The Iranian regime continues to exert a considerable amount of influence in Syria. Will the region witness any changes in Iran’s policy toward Syria under the presidency of Ebrahim Raisi? And what are the broader regional implications?
As a core hard-liner, Raisi sees Syria from the perspective of ideological and geopolitical landscapes as well as the balance of power in the Middle East, rather than from a humanitarian point of view. Ideologically speaking, one of the major pillars of Iran’s foreign policy has been anchored in exporting its revolution to other Muslim nations. This critical mission has been incorporated into the constitution of the Islamic Republic.
As a result, the Alawite sect-based state of Syria serves as a crucial instrument for advancing, empowering, and achieving this ideological foreign policy objective.
Since becoming president, Raisi has not called for an overall sweeping shift in Iran’s policy toward Syria, such as reducing Tehran’s military, intelligence, and financial support to Damascus. This is because, for Iran’s hard-liners, withdrawing support to Bashar Assad would undermine Tehran’s revolutionary principles as well as its geopolitical leverage in the region, which would ultimately endanger the regime’s hold on power.
In addition, because of the role the supreme leader plays in Iran’s foreign policy objectives, Raisi does not completely control relations with Syria; instead, Iran’s policy is closely guided by Ayatollah Ali Khamenei, the high generals of the Islamic Revolutionary Guard Corps, and the Etela’at — Iran's intelligence service. Yahya Rahim Safavi, a top military aide to the supreme leader, made it clear recently that Iran would be staying in Syria, but US forces would have to leave.

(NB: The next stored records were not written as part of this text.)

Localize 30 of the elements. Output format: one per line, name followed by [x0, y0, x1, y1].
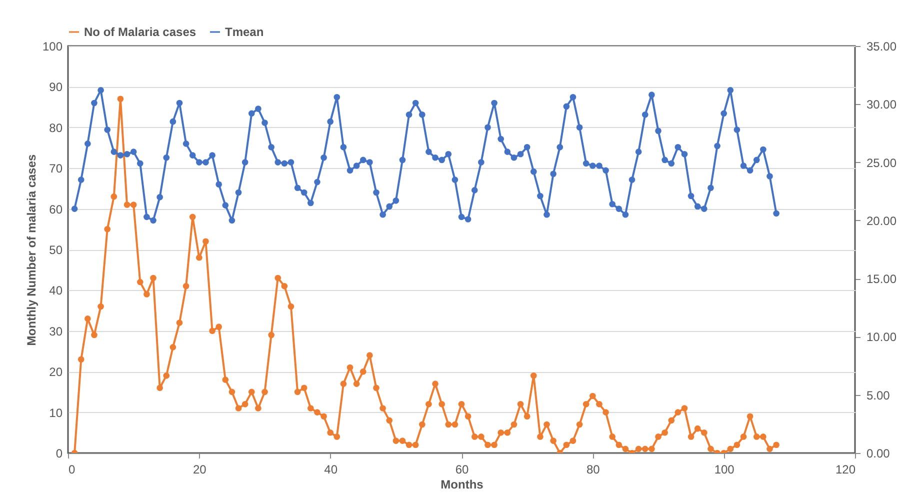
x-tick-label: 40: [324, 462, 338, 476]
y-tick-label: 70: [49, 162, 63, 176]
y-tick-label: 90: [49, 80, 63, 94]
y2-tick-label: 20.00: [866, 214, 897, 228]
y-tick-label: 20: [49, 365, 63, 380]
x-tick-label: 0: [68, 462, 76, 476]
y-tick-label: 0: [56, 446, 63, 460]
x-tick-label: 120: [835, 462, 856, 476]
y-tick-label: 40: [49, 284, 63, 298]
y2-tick-label: 0.00: [866, 446, 890, 460]
y-tick-label: 60: [49, 202, 63, 216]
x-tick-label: 60: [455, 462, 469, 476]
legend-label: Tmean: [225, 25, 264, 39]
y2-tick-label: 10.00: [866, 330, 897, 344]
y-tick-label: 10: [49, 406, 63, 420]
x-tick-label: 80: [586, 462, 600, 476]
y2-tick-label: 5.00: [866, 388, 890, 402]
x-axis-title: Months: [440, 478, 484, 492]
y-tick-label: 50: [49, 243, 63, 257]
y-tick-label: 30: [49, 324, 63, 338]
y2-tick-label: 30.00: [866, 98, 897, 112]
legend-label: No of Malaria cases: [84, 25, 196, 39]
x-tick-label: 20: [192, 462, 207, 476]
y-axis-title: Monthly Number of malaria cases: [24, 154, 38, 346]
x-tick-label: 100: [714, 462, 735, 476]
y-tick-label: 100: [42, 40, 63, 54]
y2-tick-label: 35.00: [866, 40, 897, 54]
y-tick-label: 80: [49, 120, 63, 135]
y2-tick-label: 15.00: [866, 272, 897, 286]
y2-tick-label: 25.00: [866, 156, 897, 170]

Nevertheless, Raisi does have the ability to set the tone in regional and international circles for the supreme leader and the IRGC when it comes to their favored policy toward Syria.
Under Raisi’s administration, the Iranian regime will continue to increase and safeguard its influence in Syria because losing Syria would be detrimental for Iran on several levels. Since the ruling clerics of Iran came to power, Syria has been a key proxy for Iran by serving as a platform from which Tehran has built formidable influence over the Levant. For example, Iran’s influence in Syria gave Iran the opportunity to establish Hezbollah and to support Hamas. Iran has used Syria to supply weapons and oil to Hezbollah. The establishment of proxy groups throughout the Levant has allowed Iran to strengthen and preserve its regional influence. Without Syria, Iran loses not just the flexibility and capability that having a friendly Syrian government brings to these proxy groups, but also regional geopolitical leverage.

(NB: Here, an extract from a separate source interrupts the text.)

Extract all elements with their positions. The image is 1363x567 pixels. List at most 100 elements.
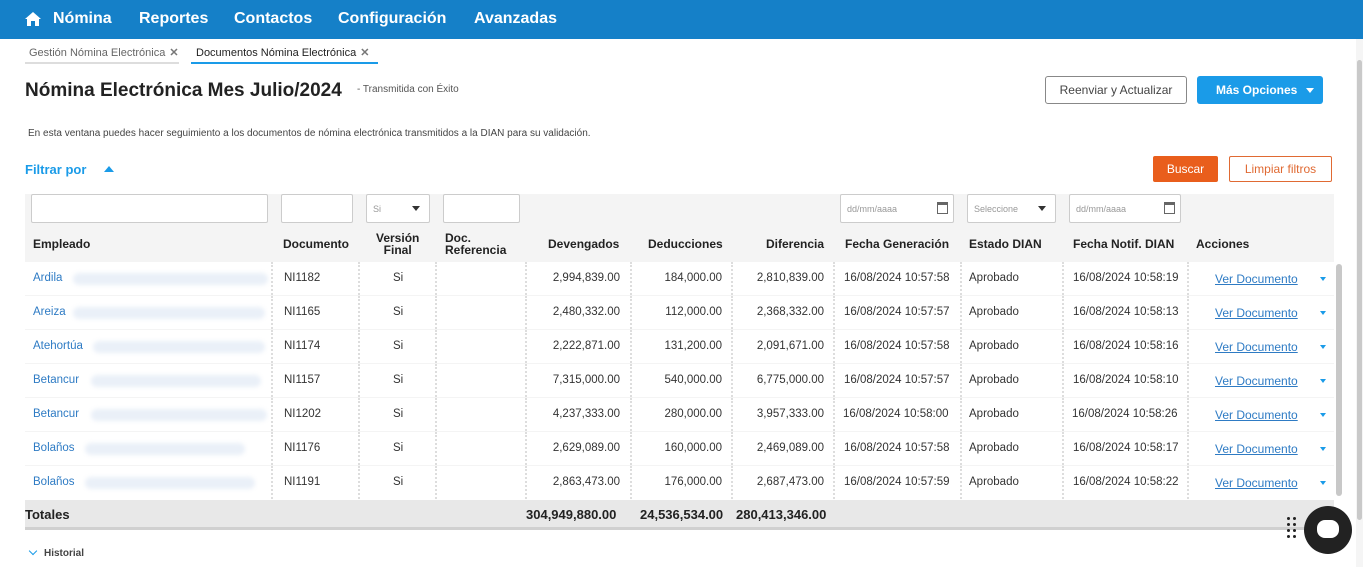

In addition, from the Iranian leaders’ perspective, their interventionist policy in Syria has been successful and they have emerged as a winner there. Therefore, there is no need to change its policy toward Damascus. Iranian Foreign Minister Hossein Amir Abdollahian recently visited Syria and hailed the strong ties between the two countries, and he believes that the view of the international community has altered for the better toward the Syrian government. As he said at a meeting with Bashar Assad: “The diplomatic atmosphere in the recent meetings of the UN General Assembly indicated that conditions have changed in favor of Syria.”

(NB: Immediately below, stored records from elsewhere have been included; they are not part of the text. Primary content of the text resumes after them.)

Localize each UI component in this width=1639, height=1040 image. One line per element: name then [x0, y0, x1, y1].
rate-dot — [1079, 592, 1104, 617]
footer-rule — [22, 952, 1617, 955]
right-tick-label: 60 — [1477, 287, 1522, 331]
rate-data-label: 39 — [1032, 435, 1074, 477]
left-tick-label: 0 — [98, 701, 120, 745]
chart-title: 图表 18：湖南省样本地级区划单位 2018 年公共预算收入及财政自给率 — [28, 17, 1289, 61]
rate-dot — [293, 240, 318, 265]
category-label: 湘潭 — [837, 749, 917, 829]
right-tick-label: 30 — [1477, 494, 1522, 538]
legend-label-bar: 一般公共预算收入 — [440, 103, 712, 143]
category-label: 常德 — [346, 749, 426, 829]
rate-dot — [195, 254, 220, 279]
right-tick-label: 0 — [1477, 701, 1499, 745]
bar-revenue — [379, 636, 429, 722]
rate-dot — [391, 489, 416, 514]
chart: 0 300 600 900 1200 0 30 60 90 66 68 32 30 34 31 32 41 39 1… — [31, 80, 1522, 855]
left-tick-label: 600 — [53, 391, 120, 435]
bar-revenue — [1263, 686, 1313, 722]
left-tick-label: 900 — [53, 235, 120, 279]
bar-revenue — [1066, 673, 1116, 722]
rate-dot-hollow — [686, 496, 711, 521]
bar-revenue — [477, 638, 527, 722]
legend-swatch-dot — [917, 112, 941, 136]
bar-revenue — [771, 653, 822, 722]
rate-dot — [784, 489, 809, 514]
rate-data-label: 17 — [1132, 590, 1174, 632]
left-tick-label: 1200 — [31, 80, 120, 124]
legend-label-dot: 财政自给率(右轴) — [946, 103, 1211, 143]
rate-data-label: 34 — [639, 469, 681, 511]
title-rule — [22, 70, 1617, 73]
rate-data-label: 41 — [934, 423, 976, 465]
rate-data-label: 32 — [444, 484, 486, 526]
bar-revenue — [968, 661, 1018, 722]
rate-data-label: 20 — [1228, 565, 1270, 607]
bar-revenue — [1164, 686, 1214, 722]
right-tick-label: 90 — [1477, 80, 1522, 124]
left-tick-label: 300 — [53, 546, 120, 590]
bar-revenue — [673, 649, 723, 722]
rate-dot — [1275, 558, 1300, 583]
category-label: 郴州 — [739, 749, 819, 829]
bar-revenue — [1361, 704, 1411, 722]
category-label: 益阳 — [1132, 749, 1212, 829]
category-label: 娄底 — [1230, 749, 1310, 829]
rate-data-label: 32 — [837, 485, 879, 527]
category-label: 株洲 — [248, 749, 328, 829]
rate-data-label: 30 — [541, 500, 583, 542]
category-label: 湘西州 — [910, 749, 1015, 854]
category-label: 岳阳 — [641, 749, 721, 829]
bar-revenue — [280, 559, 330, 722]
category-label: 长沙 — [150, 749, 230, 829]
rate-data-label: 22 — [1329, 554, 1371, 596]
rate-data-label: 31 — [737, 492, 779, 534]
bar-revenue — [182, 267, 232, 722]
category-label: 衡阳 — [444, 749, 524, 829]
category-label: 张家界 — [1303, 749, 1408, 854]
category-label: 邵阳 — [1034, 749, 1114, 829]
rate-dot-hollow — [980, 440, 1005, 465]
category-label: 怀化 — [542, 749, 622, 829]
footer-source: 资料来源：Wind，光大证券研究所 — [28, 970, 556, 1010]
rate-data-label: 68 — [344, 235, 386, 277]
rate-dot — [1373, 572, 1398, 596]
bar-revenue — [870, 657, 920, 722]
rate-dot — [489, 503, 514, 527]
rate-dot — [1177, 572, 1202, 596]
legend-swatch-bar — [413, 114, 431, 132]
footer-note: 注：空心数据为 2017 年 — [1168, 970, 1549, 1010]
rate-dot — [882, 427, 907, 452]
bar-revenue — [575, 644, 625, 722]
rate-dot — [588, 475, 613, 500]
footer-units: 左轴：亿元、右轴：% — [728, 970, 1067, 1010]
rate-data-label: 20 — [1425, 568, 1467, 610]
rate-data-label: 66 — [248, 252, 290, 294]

Without the Iranian regime, it is unlikely that the Alawite state of Bashar Assad would have survived the civil war. Over the past decade, the Iranian regime has spent about $100 billion to keep the Syrian government in power. The theocratic establishment also saw the conflict as an opportunity to gradually increase its influence there. Tehran began by providing advisers to the Syrian government, and later technological, financial and intelligence assistance. Afterward, Iran engaged in assisting and training Assad’s forces militarily. Iran dispatched soldiers from the Quds Force, the elite branch of the IRGC that conducts extraterritorial operations. When the dispatched soldiers proved to be insufficient, IRGC forces were sent to fight in Syria. Tehran also sought the help of its Shiite proxies, primarily Hezbollah, to fight in major battles in favor of Assad’s forces. When the numbers of Syrian rebel groups and opposition groups increased, Tehran hired fighters from Pakistan and Afghanistan.
In a nutshell, under the hard-line administration of President Raisi, the Iranian regime is more likely to ratchet up its military adventurism in Syria, which can further destabilize the region.